Figure 2. Type-I-IFN-triggered signals. Type-I-IFNs may favor tumor regression and/or tumor progression by acting on tumor cells, immune cells and endothelial cells via various mechanisms. First, acting on tumor cells Type-I-IFNs may promote either tumor regression, by inducing cell-cycle arrest (1), apoptosis (2) and enhanced immunogenicity through cell surface expression of MHC-I (3) and TAAs (4), or tumor progression by inducing resistance to apoptosis (5), EMT (6), tumor-cell stemness (7), and the upregulation of immune-inhibitory signals such as PD-L1 (8). Second, acting on the vascular and lymphatic system Type-I-IFNs inhibit angiogenesis through VEGF downregulation (9). Finally, acting on the immune system Type-I-IFNs may favor tumor regression by stimulating the maturation of DCs (10), promoting the release of pro-inflammatory cytokines (11), favoring CTL cross-priming (12), fostering the activation and survival of CD8+ and CD4+ T cells (13) and of NK cells (14), having a crucial role on core energetic metabolism regulation (15), and negatively regulating immune suppressive Treg cells (16) and MDSCs (17). CSC: cancer stem cell; DC: dendritic cell; EMT: epithelial-to-mesenchymal transition; IFNs: interferons; MDSC: myeloid-derived suppressor cell; MHC-I: major histocompatibility complex-I; NK: natural killer; PD1: programmed death 1; PD-L1: programmed death-ligand 1; TAAs: tumor-associated antigens; TCA: tricarboxylic acid; Treg: regulatory T cell; VEGF: vascular endothelial growth factor; VLS: vascular and lymphatic system.

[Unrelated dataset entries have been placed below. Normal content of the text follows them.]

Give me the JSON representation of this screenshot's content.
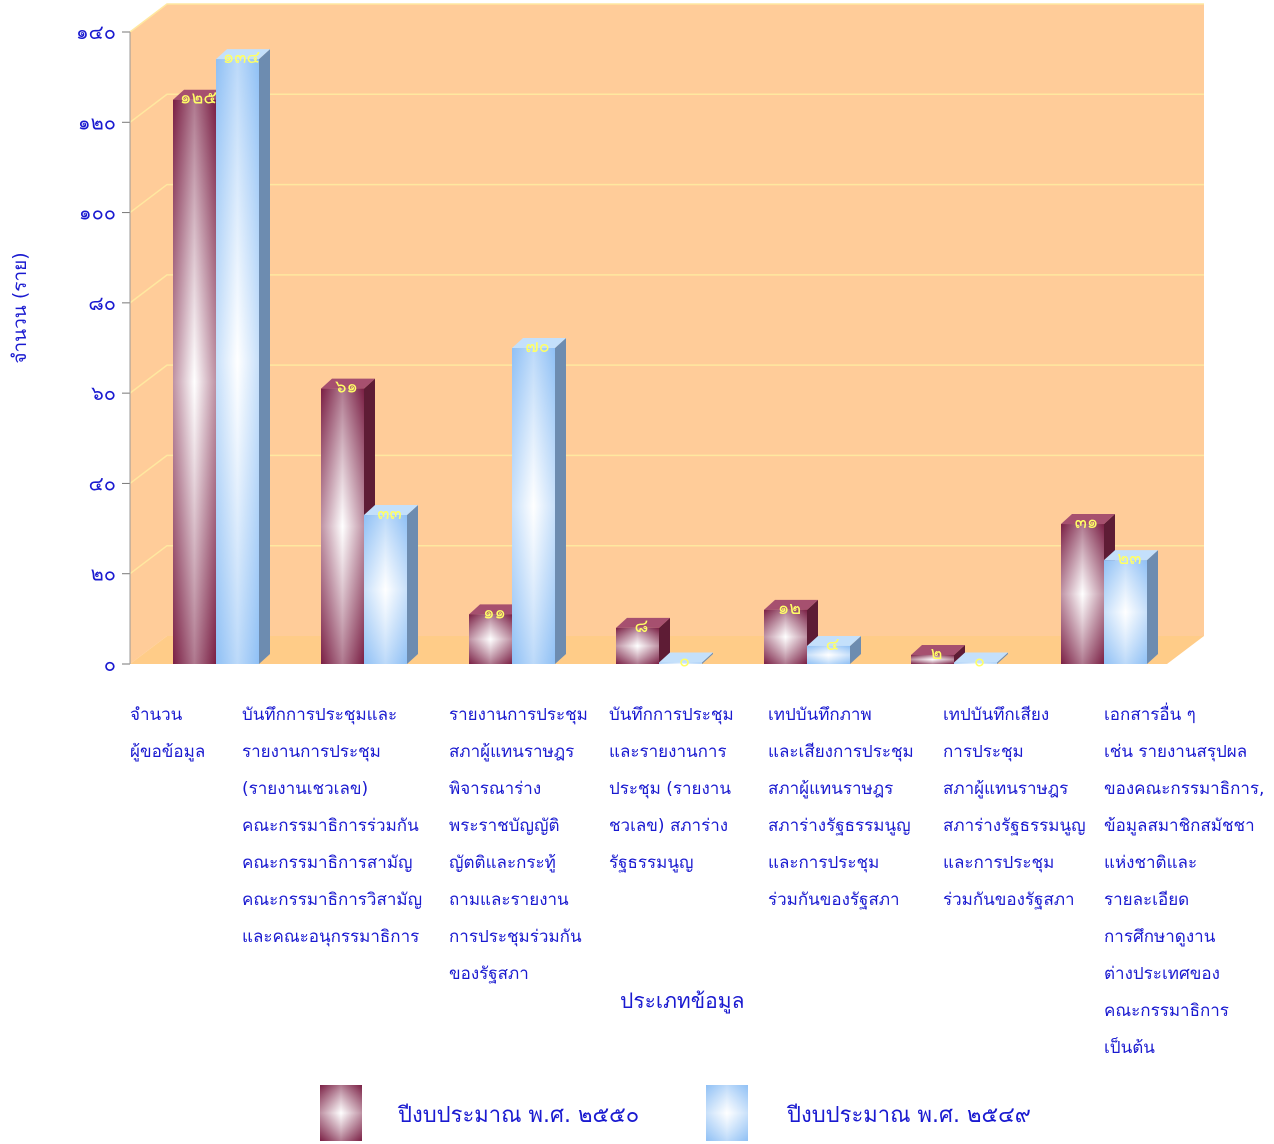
{
  "chart_data": {
    "type": "bar",
    "ylabel": "จำนวน  (ราย)",
    "xlabel": "ประเภทข้อมูล",
    "ylim": [
      0,
      140
    ],
    "yticks": [
      "๐",
      "๒๐",
      "๔๐",
      "๖๐",
      "๘๐",
      "๑๐๐",
      "๑๒๐",
      "๑๔๐"
    ],
    "ytick_values": [
      0,
      20,
      40,
      60,
      80,
      100,
      120,
      140
    ],
    "grid": true,
    "legend_position": "bottom",
    "categories": [
      "จำนวน\nผู้ขอข้อมูล",
      "บันทึกการประชุมและ\nรายงานการประชุม\n(รายงานเชวเลข)\nคณะกรรมาธิการร่วมกัน\nคณะกรรมาธิการสามัญ\nคณะกรรมาธิการวิสามัญ\nและคณะอนุกรรมาธิการ",
      "รายงานการประชุม\nสภาผู้แทนราษฎร\nพิจารณาร่าง\nพระราชบัญญัติ\nญัตติและกระทู้\nถามและรายงาน\nการประชุมร่วมกัน\nของรัฐสภา",
      "บันทึกการประชุม\nและรายงานการ\nประชุม  (รายงาน\nชวเลข)  สภาร่าง\nรัฐธรรมนูญ",
      "เทปบันทึกภาพ\nและเสียงการประชุม\nสภาผู้แทนราษฎร\nสภาร่างรัฐธรรมนูญ\nและการประชุม\nร่วมกันของรัฐสภา",
      "เทปบันทึกเสียง\nการประชุม\nสภาผู้แทนราษฎร\nสภาร่างรัฐธรรมนูญ\nและการประชุม\nร่วมกันของรัฐสภา",
      "เอกสารอื่น ๆ\nเช่น รายงานสรุปผล\nของคณะกรรมาธิการ,\nข้อมูลสมาชิกสมัชชา\nแห่งชาติและ\nรายละเอียด\nการศึกษาดูงาน\nต่างประเทศของ\nคณะกรรมาธิการ\nเป็นต้น"
    ],
    "series": [
      {
        "name": "ปีงบประมาณ พ.ศ. ๒๕๕๐",
        "values": [
          125,
          61,
          11,
          8,
          12,
          2,
          31
        ],
        "labels": [
          "๑๒๕",
          "๖๑",
          "๑๑",
          "๘",
          "๑๒",
          "๒",
          "๓๑"
        ],
        "color": "#8b2a4e"
      },
      {
        "name": "ปีงบประมาณ พ.ศ. ๒๕๔๙",
        "values": [
          134,
          33,
          70,
          0,
          4,
          0,
          23
        ],
        "labels": [
          "๑๓๔",
          "๓๓",
          "๗๐",
          "๐",
          "๔",
          "๐",
          "๒๓"
        ],
        "color": "#9cc8f6"
      }
    ]
  },
  "colors": {
    "plot_back": "#ffcc99",
    "floor": "#ffcc88",
    "gridline": "#ffe8a0",
    "text": "#1a1ad0",
    "value_label": "#ffff66"
  }
}
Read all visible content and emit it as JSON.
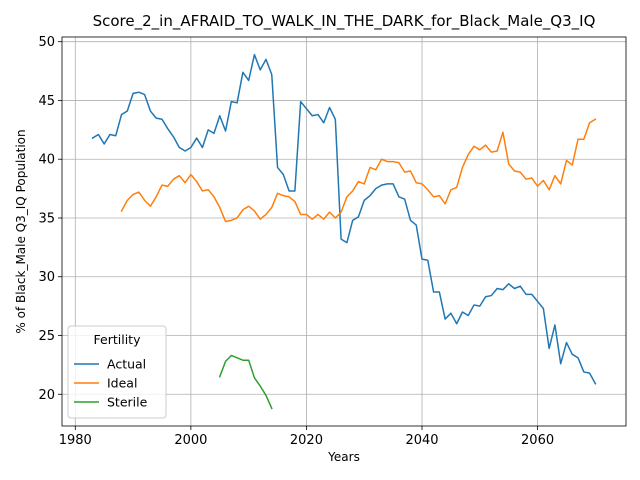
{
  "chart_data": {
    "type": "line",
    "title": "Score_2_in_AFRAID_TO_WALK_IN_THE_DARK_for_Black_Male_Q3_IQ",
    "xlabel": "Years",
    "ylabel": "% of Black_Male Q3_IQ Population",
    "xlim": [
      1977.7,
      2075.3
    ],
    "ylim": [
      17.3,
      50.4
    ],
    "xticks": [
      1980,
      2000,
      2020,
      2040,
      2060
    ],
    "yticks": [
      20,
      25,
      30,
      35,
      40,
      45,
      50
    ],
    "grid": true,
    "legend": {
      "title": "Fertility",
      "location": "lower-left"
    },
    "series": [
      {
        "name": "Actual",
        "color": "#1f77b4",
        "x": [
          1983,
          1984,
          1985,
          1986,
          1987,
          1988,
          1989,
          1990,
          1991,
          1992,
          1993,
          1994,
          1995,
          1996,
          1997,
          1998,
          1999,
          2000,
          2001,
          2002,
          2003,
          2004,
          2005,
          2006,
          2007,
          2008,
          2009,
          2010,
          2011,
          2012,
          2013,
          2014,
          2015,
          2016,
          2017,
          2018,
          2019,
          2020,
          2021,
          2022,
          2023,
          2024,
          2025,
          2026,
          2027,
          2028,
          2029,
          2030,
          2031,
          2032,
          2033,
          2034,
          2035,
          2036,
          2037,
          2038,
          2039,
          2040,
          2041,
          2042,
          2043,
          2044,
          2045,
          2046,
          2047,
          2048,
          2049,
          2050,
          2051,
          2052,
          2053,
          2054,
          2055,
          2056,
          2057,
          2058,
          2059,
          2060,
          2061,
          2062,
          2063,
          2064,
          2065,
          2066,
          2067,
          2068,
          2069,
          2070
        ],
        "values": [
          41.8,
          42.1,
          41.3,
          42.1,
          42.0,
          43.8,
          44.1,
          45.6,
          45.7,
          45.5,
          44.1,
          43.5,
          43.4,
          42.6,
          41.9,
          41.0,
          40.7,
          41.0,
          41.8,
          41.0,
          42.5,
          42.2,
          43.7,
          42.4,
          44.9,
          44.8,
          47.4,
          46.7,
          48.9,
          47.6,
          48.5,
          47.2,
          39.3,
          38.7,
          37.3,
          37.3,
          44.9,
          44.3,
          43.7,
          43.8,
          43.1,
          44.4,
          43.4,
          33.2,
          32.9,
          34.8,
          35.1,
          36.5,
          36.9,
          37.5,
          37.8,
          37.9,
          37.9,
          36.8,
          36.6,
          34.8,
          34.4,
          31.5,
          31.4,
          28.7,
          28.7,
          26.4,
          26.9,
          26.0,
          27.0,
          26.7,
          27.6,
          27.5,
          28.3,
          28.4,
          29.0,
          28.9,
          29.4,
          29.0,
          29.2,
          28.5,
          28.5,
          27.9,
          27.3,
          23.9,
          25.9,
          22.6,
          24.4,
          23.4,
          23.1,
          21.9,
          21.8,
          20.9
        ]
      },
      {
        "name": "Ideal",
        "color": "#ff7f0e",
        "x": [
          1988,
          1989,
          1990,
          1991,
          1992,
          1993,
          1994,
          1995,
          1996,
          1997,
          1998,
          1999,
          2000,
          2001,
          2002,
          2003,
          2004,
          2005,
          2006,
          2007,
          2008,
          2009,
          2010,
          2011,
          2012,
          2013,
          2014,
          2015,
          2016,
          2017,
          2018,
          2019,
          2020,
          2021,
          2022,
          2023,
          2024,
          2025,
          2026,
          2027,
          2028,
          2029,
          2030,
          2031,
          2032,
          2033,
          2034,
          2035,
          2036,
          2037,
          2038,
          2039,
          2040,
          2041,
          2042,
          2043,
          2044,
          2045,
          2046,
          2047,
          2048,
          2049,
          2050,
          2051,
          2052,
          2053,
          2054,
          2055,
          2056,
          2057,
          2058,
          2059,
          2060,
          2061,
          2062,
          2063,
          2064,
          2065,
          2066,
          2067,
          2068,
          2069,
          2070
        ],
        "values": [
          35.6,
          36.5,
          37.0,
          37.2,
          36.5,
          36.0,
          36.8,
          37.8,
          37.7,
          38.3,
          38.6,
          38.0,
          38.7,
          38.1,
          37.3,
          37.4,
          36.8,
          35.9,
          34.7,
          34.8,
          35.0,
          35.7,
          36.0,
          35.6,
          34.9,
          35.3,
          35.9,
          37.1,
          36.9,
          36.8,
          36.4,
          35.3,
          35.3,
          34.9,
          35.3,
          34.9,
          35.5,
          35.0,
          35.5,
          36.8,
          37.3,
          38.1,
          37.9,
          39.3,
          39.1,
          40.0,
          39.8,
          39.8,
          39.7,
          38.9,
          39.0,
          38.0,
          37.9,
          37.4,
          36.8,
          36.9,
          36.2,
          37.4,
          37.6,
          39.3,
          40.4,
          41.1,
          40.8,
          41.2,
          40.6,
          40.7,
          42.3,
          39.6,
          39.0,
          38.9,
          38.3,
          38.4,
          37.7,
          38.2,
          37.4,
          38.6,
          37.9,
          39.9,
          39.5,
          41.7,
          41.7,
          43.1,
          43.4
        ]
      },
      {
        "name": "Sterile",
        "color": "#2ca02c",
        "x": [
          2005,
          2006,
          2007,
          2008,
          2009,
          2010,
          2011,
          2012,
          2013,
          2014
        ],
        "values": [
          21.5,
          22.8,
          23.3,
          23.1,
          22.9,
          22.9,
          21.4,
          20.7,
          19.9,
          18.8
        ]
      }
    ]
  }
}
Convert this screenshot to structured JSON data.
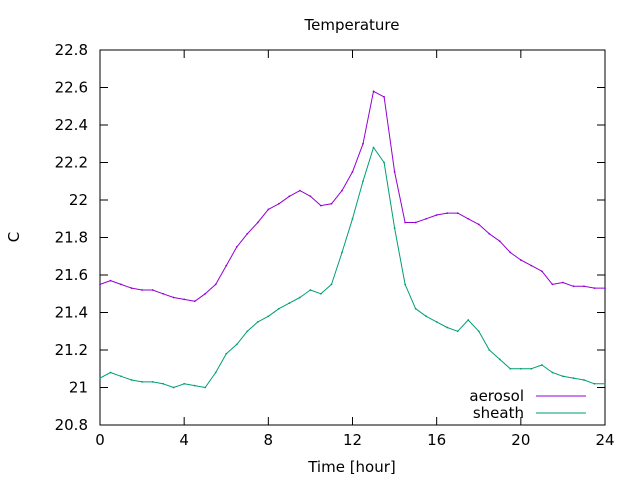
{
  "chart_data": {
    "type": "line",
    "title": "Temperature",
    "xlabel": "Time [hour]",
    "ylabel": "C",
    "xlim": [
      0,
      24
    ],
    "ylim": [
      20.8,
      22.8
    ],
    "xticks": [
      "0",
      "4",
      "8",
      "12",
      "16",
      "20",
      "24"
    ],
    "yticks": [
      "20.8",
      "21",
      "21.2",
      "21.4",
      "21.6",
      "21.8",
      "22",
      "22.2",
      "22.4",
      "22.6",
      "22.8"
    ],
    "grid": false,
    "legend_position": "bottom-right",
    "series": [
      {
        "name": "aerosol",
        "color": "#9400d3",
        "x": [
          0,
          0.5,
          1,
          1.5,
          2,
          2.5,
          3,
          3.5,
          4,
          4.5,
          5,
          5.5,
          6,
          6.5,
          7,
          7.5,
          8,
          8.5,
          9,
          9.5,
          10,
          10.5,
          11,
          11.5,
          12,
          12.5,
          13,
          13.5,
          14,
          14.5,
          15,
          15.5,
          16,
          16.5,
          17,
          17.5,
          18,
          18.5,
          19,
          19.5,
          20,
          20.5,
          21,
          21.5,
          22,
          22.5,
          23,
          23.5,
          24
        ],
        "values": [
          21.55,
          21.57,
          21.55,
          21.53,
          21.52,
          21.52,
          21.5,
          21.48,
          21.47,
          21.46,
          21.5,
          21.55,
          21.65,
          21.75,
          21.82,
          21.88,
          21.95,
          21.98,
          22.02,
          22.05,
          22.02,
          21.97,
          21.98,
          22.05,
          22.15,
          22.3,
          22.58,
          22.55,
          22.15,
          21.88,
          21.88,
          21.9,
          21.92,
          21.93,
          21.93,
          21.9,
          21.87,
          21.82,
          21.78,
          21.72,
          21.68,
          21.65,
          21.62,
          21.55,
          21.56,
          21.54,
          21.54,
          21.53,
          21.53
        ]
      },
      {
        "name": "sheath",
        "color": "#009e73",
        "x": [
          0,
          0.5,
          1,
          1.5,
          2,
          2.5,
          3,
          3.5,
          4,
          4.5,
          5,
          5.5,
          6,
          6.5,
          7,
          7.5,
          8,
          8.5,
          9,
          9.5,
          10,
          10.5,
          11,
          11.5,
          12,
          12.5,
          13,
          13.5,
          14,
          14.5,
          15,
          15.5,
          16,
          16.5,
          17,
          17.5,
          18,
          18.5,
          19,
          19.5,
          20,
          20.5,
          21,
          21.5,
          22,
          22.5,
          23,
          23.5,
          24
        ],
        "values": [
          21.05,
          21.08,
          21.06,
          21.04,
          21.03,
          21.03,
          21.02,
          21.0,
          21.02,
          21.01,
          21.0,
          21.08,
          21.18,
          21.23,
          21.3,
          21.35,
          21.38,
          21.42,
          21.45,
          21.48,
          21.52,
          21.5,
          21.55,
          21.72,
          21.9,
          22.1,
          22.28,
          22.2,
          21.85,
          21.55,
          21.42,
          21.38,
          21.35,
          21.32,
          21.3,
          21.36,
          21.3,
          21.2,
          21.15,
          21.1,
          21.1,
          21.1,
          21.12,
          21.08,
          21.06,
          21.05,
          21.04,
          21.02,
          21.02
        ]
      }
    ]
  }
}
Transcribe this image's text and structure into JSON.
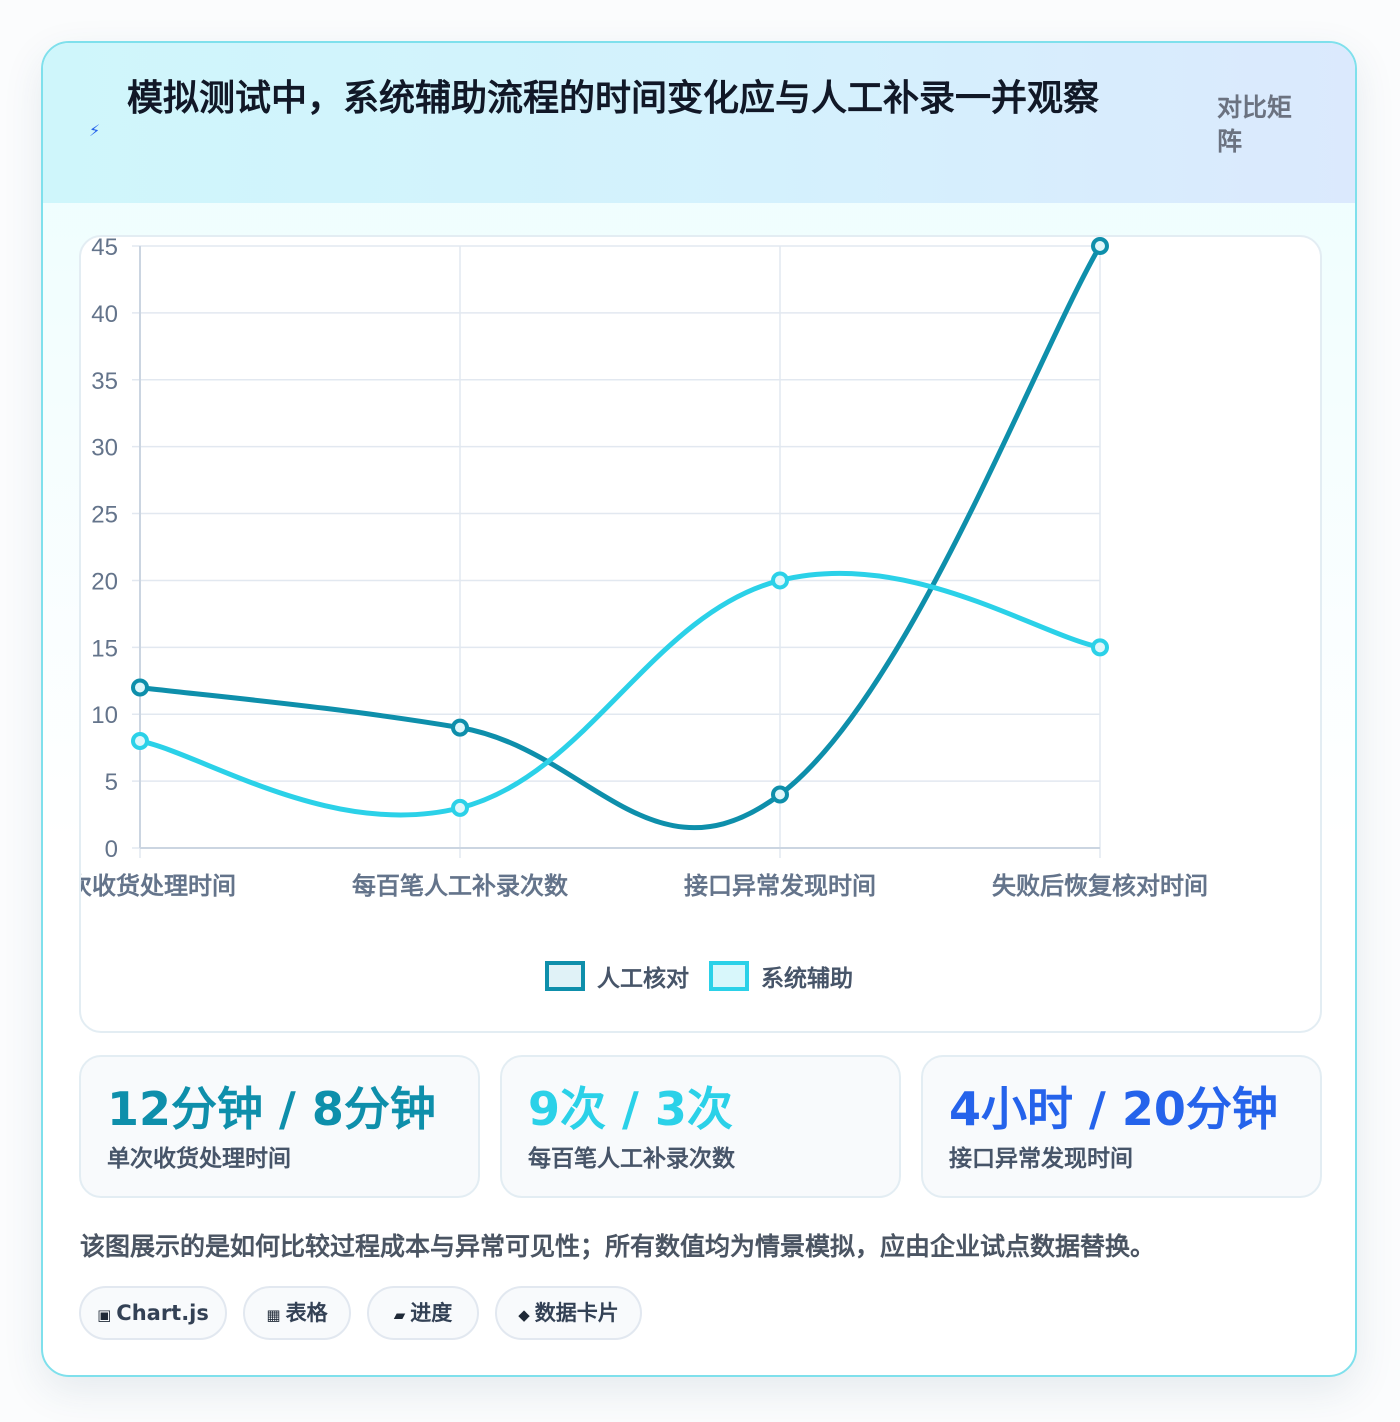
{
  "header": {
    "icon": "lightning-icon",
    "title": "模拟测试中，系统辅助流程的时间变化应与人工补录一并观察",
    "badge": "对比矩阵"
  },
  "chart_data": {
    "type": "line",
    "categories": [
      "单次收货处理时间",
      "每百笔人工补录次数",
      "接口异常发现时间",
      "失败后恢复核对时间"
    ],
    "series": [
      {
        "name": "人工核对",
        "values": [
          12,
          9,
          4,
          45
        ],
        "color": "#0e8fab"
      },
      {
        "name": "系统辅助",
        "values": [
          8,
          3,
          20,
          15
        ],
        "color": "#2bd1e8"
      }
    ],
    "ylim": [
      0,
      45
    ],
    "yticks": [
      0,
      5,
      10,
      15,
      20,
      25,
      30,
      35,
      40,
      45
    ],
    "legend_position": "bottom",
    "grid": true,
    "curve": "smooth"
  },
  "stats": [
    {
      "value": "12分钟 / 8分钟",
      "label": "单次收货处理时间",
      "color": "#0e8fab"
    },
    {
      "value": "9次 / 3次",
      "label": "每百笔人工补录次数",
      "color": "#2bd1e8"
    },
    {
      "value": "4小时 / 20分钟",
      "label": "接口异常发现时间",
      "color": "#2563eb"
    }
  ],
  "note": "该图展示的是如何比较过程成本与异常可见性；所有数值均为情景模拟，应由企业试点数据替换。",
  "chips": [
    {
      "icon": "chart-icon",
      "glyph": "▣",
      "label": "Chart.js"
    },
    {
      "icon": "table-icon",
      "glyph": "▦",
      "label": "表格"
    },
    {
      "icon": "progress-icon",
      "glyph": "▰",
      "label": "进度"
    },
    {
      "icon": "data-card-icon",
      "glyph": "◆",
      "label": "数据卡片"
    }
  ]
}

Figure 3. Timeline of IFN discovery and clinical use. The discovery of IFNs evolved from studies of viral interference beginning in 1950. Since then, great attention has been devoted to the molecular understanding and clinical use of IFNs for virus-related and -unrelated malignancies. DC: dendritic cell; FDA: Food and Drug Administration; HBV: hepatitis B virus; HCV: hepatitis C virus; HIV: human immunodeficiency virus; ICD: immunogenic cell death; IFNs: interferons; IFNAR: IFN-α/β receptor; IFNGR: IFN-γ receptor; IPS-1, IFN-beta promoter stimulator-1; IRF: IFN regulatory factor; ISG: IFN-stimulated gene; ISGF3: IFN-stimulated gene factor 3; JAK: Janus kinase; MDA5: melanoma differentiation-associated protein 5; RIG-I: retinoic acid-inducible gene-I; SCID: severe combined immunodeficiency; STAT: signal transducer and activator of transcription; TLR3: Toll-like receptor 3.